Being unemployed.  These words resonate with me…not like they did when I was a young woman, when life lay before you and jobs were plentiful, especially when you had youth, beauty and common sense to count as skills. Ironically the more things change the more they stay the same.  Looking at this photo I found of me, I see resignation in my face.

Now, as I approach 64 I find myself trying to write a resignation letter I am being forced to do by court order. 

I owned my own business for 12 years or so before closing it down when the economy began it’s downward spiral. This was in February of 2009.  It was an estate jewelry business, the one thing I found which stimulated my senses. I was quite good at it.  The beauty and appreciation of gems and jewelry captivated me as well as so many people in the 90’s.  Life was prosperous for so many of us.  Then one day not one piece of the jewelry sold.  Just like that people's disposable income meant no more frivolous purchases.  I understood it immediately because after less than a year my own circumstances were different.  My husband had undergone open-heart surgery, I no longer had time on my hands to fill buying jewelry for others to enjoy.  Life had grown very comfortable, then suddenly it changed…and with those changes I needed to give up my business. 

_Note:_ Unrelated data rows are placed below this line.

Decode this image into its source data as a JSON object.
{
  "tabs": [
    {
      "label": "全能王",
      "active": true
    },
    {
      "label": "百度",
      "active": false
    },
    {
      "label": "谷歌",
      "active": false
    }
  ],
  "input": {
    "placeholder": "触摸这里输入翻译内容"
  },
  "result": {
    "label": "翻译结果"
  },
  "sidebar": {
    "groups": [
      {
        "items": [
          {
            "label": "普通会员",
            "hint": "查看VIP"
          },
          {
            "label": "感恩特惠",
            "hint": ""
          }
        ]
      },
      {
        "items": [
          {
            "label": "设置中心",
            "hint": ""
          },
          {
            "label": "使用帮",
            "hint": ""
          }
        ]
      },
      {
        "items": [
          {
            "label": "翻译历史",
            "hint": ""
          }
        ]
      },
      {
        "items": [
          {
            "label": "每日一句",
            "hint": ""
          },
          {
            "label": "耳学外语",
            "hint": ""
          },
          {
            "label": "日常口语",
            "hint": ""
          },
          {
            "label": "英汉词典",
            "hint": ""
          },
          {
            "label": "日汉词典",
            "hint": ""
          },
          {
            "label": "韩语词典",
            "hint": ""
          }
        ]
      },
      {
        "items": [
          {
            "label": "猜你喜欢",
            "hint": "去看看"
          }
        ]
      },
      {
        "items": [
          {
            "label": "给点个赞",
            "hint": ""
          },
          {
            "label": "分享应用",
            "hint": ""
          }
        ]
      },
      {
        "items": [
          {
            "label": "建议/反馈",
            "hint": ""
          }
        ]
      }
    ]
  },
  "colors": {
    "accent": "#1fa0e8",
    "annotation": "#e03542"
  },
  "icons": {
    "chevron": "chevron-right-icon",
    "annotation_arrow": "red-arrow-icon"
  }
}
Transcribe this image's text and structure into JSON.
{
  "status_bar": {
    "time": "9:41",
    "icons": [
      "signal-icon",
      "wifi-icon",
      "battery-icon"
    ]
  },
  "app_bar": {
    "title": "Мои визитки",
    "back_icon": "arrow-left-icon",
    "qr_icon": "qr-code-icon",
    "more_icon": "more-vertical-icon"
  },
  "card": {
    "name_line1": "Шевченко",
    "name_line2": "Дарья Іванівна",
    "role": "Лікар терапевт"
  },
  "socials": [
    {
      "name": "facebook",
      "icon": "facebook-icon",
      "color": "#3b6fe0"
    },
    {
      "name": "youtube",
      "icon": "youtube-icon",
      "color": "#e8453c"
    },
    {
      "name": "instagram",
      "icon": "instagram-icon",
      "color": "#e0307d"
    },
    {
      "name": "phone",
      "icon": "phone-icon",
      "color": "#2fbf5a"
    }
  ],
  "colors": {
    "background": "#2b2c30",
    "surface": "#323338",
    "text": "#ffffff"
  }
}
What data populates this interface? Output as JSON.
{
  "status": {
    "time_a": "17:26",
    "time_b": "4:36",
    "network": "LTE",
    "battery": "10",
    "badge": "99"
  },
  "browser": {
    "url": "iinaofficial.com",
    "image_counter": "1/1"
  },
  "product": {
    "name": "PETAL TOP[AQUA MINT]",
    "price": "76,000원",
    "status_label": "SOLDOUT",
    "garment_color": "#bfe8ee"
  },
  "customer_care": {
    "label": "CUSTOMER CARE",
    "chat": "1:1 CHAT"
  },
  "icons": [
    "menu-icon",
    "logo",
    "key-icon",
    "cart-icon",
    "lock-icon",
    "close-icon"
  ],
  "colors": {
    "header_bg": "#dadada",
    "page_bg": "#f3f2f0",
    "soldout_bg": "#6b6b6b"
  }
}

By August of 2009 my husband was dead.  I was now not a housewife either.  Double unemployment it seemed to me.  I found myself without a business nor the income my husband brought home.  What to do?  Unfortunately, though we had made written provisions for our future, those plans were found unsigned, a testament to my husband’s denial of his illness.

It was then I became President of our company.  Somebody had to do it.   So for the past 2 ½ years I have run the company with his brother as a paid consultant. 

One thing led to another, negotiations with the mother’s attorney were at a stalemate over the division of property and finally two days before Christmas (this last year) a judge signed the papers finally releasing me from probate.  This is where I am now, being forced to resign as president of the company, losing not just my paycheck but also the health benefits I was told by my husband's family I’d never lose.  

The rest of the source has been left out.